Books editor Linda Herrick checks out what's cooking in the international market.
At Elizabeth David's Table compiled by Jill Norman
(Michael Joseph/Penguin $60)
If you're an Elizabeth David fan, you will already have many of the recipes featured in this substantial hardback - but in old, battered (and in my case, falling apart) paperback editions. On the other hand, if you're not familiar with the "genius of her food writing" (as Jamie Oliver says in the foreword) this could be the new cornerstone of your food book collection.
"It isn't only the expense, the monotony and the false tastes of the food inside most tins and jars and packages which turn me every day more against them," writes David in the introductory Fast and Fresh chapter, first printed in the Spectator in 1960.
David's taste, after living in the Mediterranean region before and during World War II, was for food that "always had some sort of life, colour, guts, stimulus; there had always been bite flavour and inviting smells".
The recipes, accompanied by inviting photos of the dishes and Mediterranean scenery (the older David books never had any pictures), immediately stimulate an urge to get cooking.
Some great anecdotes from her earlier books as well.
Recipes From An Italian Summer collected by The Silver Spoon Kitchen
(Phaidon $67)
Want to travel through Italy without leaving the kitchen? This will do it for you: a comprehensive encyclopedia of Italian cooking, via picnics, salads, barbecues, light lunches and suppers, summer entertaining, desserts, icecreams and drinks.
It is prefaced by a list of Italian food festivals in case you are actually going there and want to plan your visit around these vivacious events and the recipes offer infinite variety. Try fritters with rose petals, "hidden" soup or pear and fontina puffs. Divine.
French Kitchen by Serge Dansereau
(ABC Books $64.99)
French Canadian chef Dansereau, now based in Australia, owns the Bathers' Pavilion Cafe and Restaurant in Balmoral, Sydney, right on the beach. It's a heavenly spot and his earlier recipe book, named after the cafe, was very good indeed.
This one focuses on 230 classic French recipes to take you through breakfast, lunch (soup, salads, sandwiches, tarts, flans, terrines) dinner, baking and desserts, and cooking for kids. With photos good enough to lick, it's a comprehensive and inspirational introduction to French cooking via Canada and Australia.

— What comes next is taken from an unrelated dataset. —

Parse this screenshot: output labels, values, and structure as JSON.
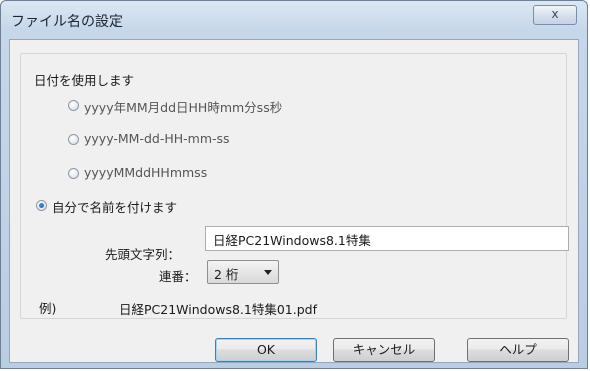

Tender Volume II: A Cook's Guide To The Fruit Garden by Nigel Slater
(Fourth Estate $59.99)
A companion to the earlier Tender: A Cook And His Vegetable Patch, in which the lovely Slater recorded the adventures of transforming his long, thin London garden into veg heaven. Now he writes, "I always knew that if I ever found a space in which to grow a few knobbly vegetables of my own, some of it would be set aside for fruit ... 10 years on, permanently teetering on the edge of chaos, this garden creaks under the weight of my overenthusiastic planting." Yes, fruit is starting to take over Slater's garden, and kitchen. The bulk of the recipes here are for baking, cakes and desserts, but not exclusively. As crammed full of ideas as his garden.
Orchards In The Oasis by Josceline Dimbleby
(Quadrille $60)
Former Sunday Telegraph food columnist and BBC presenter Dimbleby, the child of a diplomat stepfather, spent her formative years living in exotic countries. In adulthood, she writes, "I became a compulsive traveller, letter and diary writer, photographer - and eater." The book is a charming amalgam of family memoir, photos from her childhood and from today and recipes from a diverse range of places - Damascus, Peru, the Canary Islands, Turkey, Morocco, Iran (when it was still Persia), Burma, India and ... Dartmouth, where she had a holiday home with her former husband, broadcaster David Dimbleby. A lovely, somewhat poignant read.